In their original pledge, the 16 companies collectively pledged to remove 1 trillion calories from the marketplace by 2012 and 1.5 trillion by 2015. The evaluation, which was funded by the Robert Wood Johnson Foundation (R.W.J.F.), found the companies sold 6.4 trillion fewer calories in the United States in 2012 than in 2007, exceeding their 2012 goal by 540% and already exceeding their 2015 goal by 427%.

“Having 16 companies make individual changes that collectively cut 6.4 trillion calories is beyond impressive,” said James S. Marks, a senior vice-president at the R.W.J.F. “Imagine the impact if other industry leaders stepped up to make similar — or bigger — commitments to make and market lower-calorie, healthier products for families.”

The researchers tracked the companies’ progress by linking Nielsen Scantrack and Homescan data with the Nutrition Facts Panel on product packages.

“This linkage across tens of thousands of products allowed researchers to track consumer trends more thoroughly than ever before, demonstrating (for the first time) that the cumulative impact of these trends can be credibly tracked and measured,” according to an accompanying editorial looking at the research of Dr. Ng and his colleagues.

“Completing this evaluation is itself an impressive achievement,” the editorial said.

Aggregating the data, the researchers found American families with children bought 101 fewer calories per capita each day from packaged foods in 2012 than in 2007. Of the 101 calories, 78 were attributed to companies participating in the H.W.R.F. pledge.

The largest calorie cuts came from sweets and snacks (-21 calories); grain products such as ready-to-eat cereal and granolas (-17 calories); fats, oils, sauces and condiments (-15); and beverages (-14).

Offering perspective on the 101-calorie reduction, the editorial cited data suggesting an average of 161 calories per day would need to be reduced from the intake of children aged 2-19 years old to reduce current childhood obesity rates to pre-epidemic levels.

“The daily caloric reduction documented from H.W.C.F. companies is significant, but not sufficient to reverse the youth obesity epidemic,” the authors said.

They said the findings mirror positive trends indicated in recent years regarding obesity trends, particularly reports regarding young children.

“However, such early victories are fragile and must be bolstered and expanded to ensure continued progress,” they said. “Moreover, there is considerable evidence that obesity prevention initiatives are failing to reach communities of color and low-income communities equitably and thereby risk exacerbating existing obesity and health disparities.”

The writers urged other food companies not part of the pledge “to join the movement and launch similar initiatives to increase their low-calorie offerings and strongly promote healthier offerings.”

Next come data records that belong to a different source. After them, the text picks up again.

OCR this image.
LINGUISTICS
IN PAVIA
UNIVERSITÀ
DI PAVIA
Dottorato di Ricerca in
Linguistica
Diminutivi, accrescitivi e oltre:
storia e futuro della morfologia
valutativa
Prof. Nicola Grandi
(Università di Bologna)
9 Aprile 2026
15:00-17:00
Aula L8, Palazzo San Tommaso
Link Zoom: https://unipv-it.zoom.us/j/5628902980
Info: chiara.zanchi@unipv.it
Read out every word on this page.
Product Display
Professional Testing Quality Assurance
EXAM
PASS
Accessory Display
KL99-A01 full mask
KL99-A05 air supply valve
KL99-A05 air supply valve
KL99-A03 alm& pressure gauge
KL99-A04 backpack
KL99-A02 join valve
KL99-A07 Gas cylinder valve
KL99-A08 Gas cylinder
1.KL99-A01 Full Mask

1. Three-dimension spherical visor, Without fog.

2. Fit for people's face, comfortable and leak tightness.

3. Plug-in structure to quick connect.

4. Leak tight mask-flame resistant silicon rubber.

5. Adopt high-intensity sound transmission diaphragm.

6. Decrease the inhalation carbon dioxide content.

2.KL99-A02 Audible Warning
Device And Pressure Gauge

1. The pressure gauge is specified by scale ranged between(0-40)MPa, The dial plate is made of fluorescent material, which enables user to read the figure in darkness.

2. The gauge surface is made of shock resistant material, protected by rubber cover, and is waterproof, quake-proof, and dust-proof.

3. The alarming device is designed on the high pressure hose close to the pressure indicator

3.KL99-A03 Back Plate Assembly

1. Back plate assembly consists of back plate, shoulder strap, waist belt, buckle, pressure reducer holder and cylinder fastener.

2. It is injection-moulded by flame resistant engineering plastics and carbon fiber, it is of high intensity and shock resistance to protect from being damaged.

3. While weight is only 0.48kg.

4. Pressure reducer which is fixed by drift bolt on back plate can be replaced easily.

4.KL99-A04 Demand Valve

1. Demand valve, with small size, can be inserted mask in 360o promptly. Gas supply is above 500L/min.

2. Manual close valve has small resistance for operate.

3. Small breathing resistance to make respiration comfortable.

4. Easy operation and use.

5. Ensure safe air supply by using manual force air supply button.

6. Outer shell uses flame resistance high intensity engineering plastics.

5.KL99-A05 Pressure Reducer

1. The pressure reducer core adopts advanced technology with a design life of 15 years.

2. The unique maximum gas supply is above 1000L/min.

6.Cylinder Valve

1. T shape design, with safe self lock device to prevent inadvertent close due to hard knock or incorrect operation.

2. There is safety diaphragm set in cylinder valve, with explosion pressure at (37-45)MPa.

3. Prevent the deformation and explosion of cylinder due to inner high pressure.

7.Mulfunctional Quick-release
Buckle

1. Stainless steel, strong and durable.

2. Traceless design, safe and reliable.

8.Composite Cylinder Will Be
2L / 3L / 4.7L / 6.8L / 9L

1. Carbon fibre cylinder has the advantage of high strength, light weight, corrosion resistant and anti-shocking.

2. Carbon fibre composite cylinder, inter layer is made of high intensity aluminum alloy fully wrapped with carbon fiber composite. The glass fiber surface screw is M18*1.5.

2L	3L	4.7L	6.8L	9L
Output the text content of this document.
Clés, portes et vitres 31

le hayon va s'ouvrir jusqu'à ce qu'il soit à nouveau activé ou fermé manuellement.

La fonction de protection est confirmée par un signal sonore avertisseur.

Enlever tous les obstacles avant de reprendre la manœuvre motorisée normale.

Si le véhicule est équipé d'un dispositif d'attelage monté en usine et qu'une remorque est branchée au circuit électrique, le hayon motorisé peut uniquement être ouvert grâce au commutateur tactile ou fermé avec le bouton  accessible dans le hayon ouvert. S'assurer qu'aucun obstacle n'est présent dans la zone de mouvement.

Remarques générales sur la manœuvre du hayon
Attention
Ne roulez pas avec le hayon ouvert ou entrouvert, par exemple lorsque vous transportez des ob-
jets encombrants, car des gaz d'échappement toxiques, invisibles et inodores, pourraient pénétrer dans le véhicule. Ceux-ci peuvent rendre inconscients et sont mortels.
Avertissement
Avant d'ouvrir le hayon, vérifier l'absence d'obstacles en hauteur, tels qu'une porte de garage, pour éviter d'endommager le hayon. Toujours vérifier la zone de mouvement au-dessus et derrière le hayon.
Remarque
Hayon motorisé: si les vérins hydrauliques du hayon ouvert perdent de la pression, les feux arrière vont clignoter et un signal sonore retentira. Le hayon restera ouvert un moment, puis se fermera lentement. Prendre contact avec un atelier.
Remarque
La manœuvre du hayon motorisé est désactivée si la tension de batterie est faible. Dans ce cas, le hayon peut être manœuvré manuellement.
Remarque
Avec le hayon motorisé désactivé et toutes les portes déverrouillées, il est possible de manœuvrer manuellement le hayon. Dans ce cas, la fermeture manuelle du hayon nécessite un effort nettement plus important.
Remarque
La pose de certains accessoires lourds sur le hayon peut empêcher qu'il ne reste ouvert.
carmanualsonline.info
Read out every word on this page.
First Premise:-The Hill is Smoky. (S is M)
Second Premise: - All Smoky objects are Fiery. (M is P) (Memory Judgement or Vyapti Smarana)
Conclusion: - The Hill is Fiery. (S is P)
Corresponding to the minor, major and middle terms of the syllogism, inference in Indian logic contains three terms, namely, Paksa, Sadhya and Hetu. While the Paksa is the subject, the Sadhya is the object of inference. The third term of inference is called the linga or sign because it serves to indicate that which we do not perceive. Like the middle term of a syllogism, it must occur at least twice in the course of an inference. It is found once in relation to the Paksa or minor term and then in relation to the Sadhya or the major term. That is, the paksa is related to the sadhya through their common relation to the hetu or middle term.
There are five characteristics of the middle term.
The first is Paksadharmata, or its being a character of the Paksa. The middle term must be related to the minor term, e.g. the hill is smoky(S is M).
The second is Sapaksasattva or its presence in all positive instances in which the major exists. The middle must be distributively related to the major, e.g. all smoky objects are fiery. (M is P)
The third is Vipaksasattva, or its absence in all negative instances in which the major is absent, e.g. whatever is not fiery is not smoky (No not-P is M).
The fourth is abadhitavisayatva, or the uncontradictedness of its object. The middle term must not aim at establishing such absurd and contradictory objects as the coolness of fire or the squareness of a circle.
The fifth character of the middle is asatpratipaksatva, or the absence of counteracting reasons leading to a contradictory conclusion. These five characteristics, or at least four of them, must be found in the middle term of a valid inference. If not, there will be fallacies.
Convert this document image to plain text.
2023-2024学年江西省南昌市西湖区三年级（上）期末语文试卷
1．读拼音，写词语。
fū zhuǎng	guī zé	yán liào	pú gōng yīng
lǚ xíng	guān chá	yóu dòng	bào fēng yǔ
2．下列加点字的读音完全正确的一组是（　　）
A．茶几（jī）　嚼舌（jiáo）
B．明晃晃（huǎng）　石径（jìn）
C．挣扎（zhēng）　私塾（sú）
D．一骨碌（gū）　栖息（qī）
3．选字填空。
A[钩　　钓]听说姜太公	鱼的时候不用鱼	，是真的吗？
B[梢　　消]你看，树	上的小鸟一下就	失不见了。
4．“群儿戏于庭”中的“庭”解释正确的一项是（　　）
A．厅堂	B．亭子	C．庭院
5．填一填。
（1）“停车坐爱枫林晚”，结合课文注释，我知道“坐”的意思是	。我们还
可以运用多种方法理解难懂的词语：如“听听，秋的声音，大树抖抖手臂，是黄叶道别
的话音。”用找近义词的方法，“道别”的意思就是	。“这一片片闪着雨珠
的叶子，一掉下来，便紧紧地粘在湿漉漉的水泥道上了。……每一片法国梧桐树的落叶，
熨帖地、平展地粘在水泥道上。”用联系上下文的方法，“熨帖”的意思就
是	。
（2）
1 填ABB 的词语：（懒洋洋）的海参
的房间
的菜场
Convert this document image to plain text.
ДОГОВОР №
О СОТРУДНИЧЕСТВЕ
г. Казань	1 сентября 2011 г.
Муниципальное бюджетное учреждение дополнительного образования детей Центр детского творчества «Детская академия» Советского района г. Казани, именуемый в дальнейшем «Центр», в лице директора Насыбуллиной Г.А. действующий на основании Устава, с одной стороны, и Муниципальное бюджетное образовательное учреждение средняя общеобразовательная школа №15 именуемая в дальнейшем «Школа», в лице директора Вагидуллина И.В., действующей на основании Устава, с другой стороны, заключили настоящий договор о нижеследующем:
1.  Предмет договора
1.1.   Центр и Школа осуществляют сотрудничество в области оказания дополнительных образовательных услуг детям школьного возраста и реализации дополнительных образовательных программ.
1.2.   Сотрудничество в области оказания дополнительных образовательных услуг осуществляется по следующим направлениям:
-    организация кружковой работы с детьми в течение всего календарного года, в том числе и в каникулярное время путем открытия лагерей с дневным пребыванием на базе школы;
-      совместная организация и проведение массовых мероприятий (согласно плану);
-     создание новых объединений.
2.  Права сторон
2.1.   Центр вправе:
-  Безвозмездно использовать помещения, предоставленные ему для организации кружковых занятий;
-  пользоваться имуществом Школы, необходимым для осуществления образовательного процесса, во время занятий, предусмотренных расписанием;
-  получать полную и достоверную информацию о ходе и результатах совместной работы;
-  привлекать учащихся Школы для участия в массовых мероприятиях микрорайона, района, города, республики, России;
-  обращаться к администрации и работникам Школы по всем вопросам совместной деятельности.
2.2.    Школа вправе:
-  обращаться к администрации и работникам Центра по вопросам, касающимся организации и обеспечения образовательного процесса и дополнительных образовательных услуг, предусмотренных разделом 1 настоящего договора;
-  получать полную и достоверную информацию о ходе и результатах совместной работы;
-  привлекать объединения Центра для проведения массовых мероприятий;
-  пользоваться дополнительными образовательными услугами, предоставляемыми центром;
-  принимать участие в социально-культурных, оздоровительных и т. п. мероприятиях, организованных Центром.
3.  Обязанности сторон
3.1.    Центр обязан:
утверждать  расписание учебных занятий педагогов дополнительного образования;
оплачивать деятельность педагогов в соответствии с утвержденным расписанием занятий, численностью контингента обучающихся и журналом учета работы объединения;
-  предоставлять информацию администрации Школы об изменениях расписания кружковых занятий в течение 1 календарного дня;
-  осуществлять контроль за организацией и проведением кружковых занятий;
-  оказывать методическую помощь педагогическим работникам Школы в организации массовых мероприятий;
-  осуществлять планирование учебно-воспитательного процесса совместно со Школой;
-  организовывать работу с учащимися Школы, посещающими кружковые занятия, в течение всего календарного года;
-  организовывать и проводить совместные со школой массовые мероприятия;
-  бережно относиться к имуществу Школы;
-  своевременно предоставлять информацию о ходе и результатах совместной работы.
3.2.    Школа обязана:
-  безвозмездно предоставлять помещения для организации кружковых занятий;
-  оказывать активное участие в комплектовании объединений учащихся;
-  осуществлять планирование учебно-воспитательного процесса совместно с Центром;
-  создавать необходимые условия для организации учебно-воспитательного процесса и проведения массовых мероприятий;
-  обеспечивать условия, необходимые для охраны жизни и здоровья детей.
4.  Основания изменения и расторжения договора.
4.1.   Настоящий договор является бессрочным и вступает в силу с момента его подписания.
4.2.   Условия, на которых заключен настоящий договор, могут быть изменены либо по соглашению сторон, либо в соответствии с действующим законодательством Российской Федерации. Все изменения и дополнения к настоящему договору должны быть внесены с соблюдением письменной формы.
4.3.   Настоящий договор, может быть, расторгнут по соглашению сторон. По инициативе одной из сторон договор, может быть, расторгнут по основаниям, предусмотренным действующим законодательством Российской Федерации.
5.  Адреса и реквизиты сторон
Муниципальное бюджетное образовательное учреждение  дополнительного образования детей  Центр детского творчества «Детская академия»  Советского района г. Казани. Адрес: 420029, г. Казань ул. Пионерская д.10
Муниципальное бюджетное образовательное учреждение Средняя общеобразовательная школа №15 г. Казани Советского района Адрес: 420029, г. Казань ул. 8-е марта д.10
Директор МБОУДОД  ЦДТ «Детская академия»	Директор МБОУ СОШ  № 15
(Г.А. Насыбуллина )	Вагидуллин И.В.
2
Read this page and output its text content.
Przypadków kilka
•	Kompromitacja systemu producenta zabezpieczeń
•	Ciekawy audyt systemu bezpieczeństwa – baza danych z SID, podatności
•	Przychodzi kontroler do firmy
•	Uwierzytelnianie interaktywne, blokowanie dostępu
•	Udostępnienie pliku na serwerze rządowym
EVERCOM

Dr. Marks of the Robert Wood Johnson Foundation echoed those comments and urged participating companies to “do even more to ensure that healthier choices are the easy and affordable choices for families.”

Addressing questions of how the calorie cuts would affect the businesses of participating companies, the researchers cited data indicating that between 2007 and 2001, better-for-you and lower-calories foods and beverage were leading drivers of successful financial performance for companies.

Companies with a higher percentage of sales coming from such products recorded stronger sales growth, higher operating profits, superior shareholder returns and better company reputations, said C. Tracy Orleans, a senior scientist at the R.W.J.F.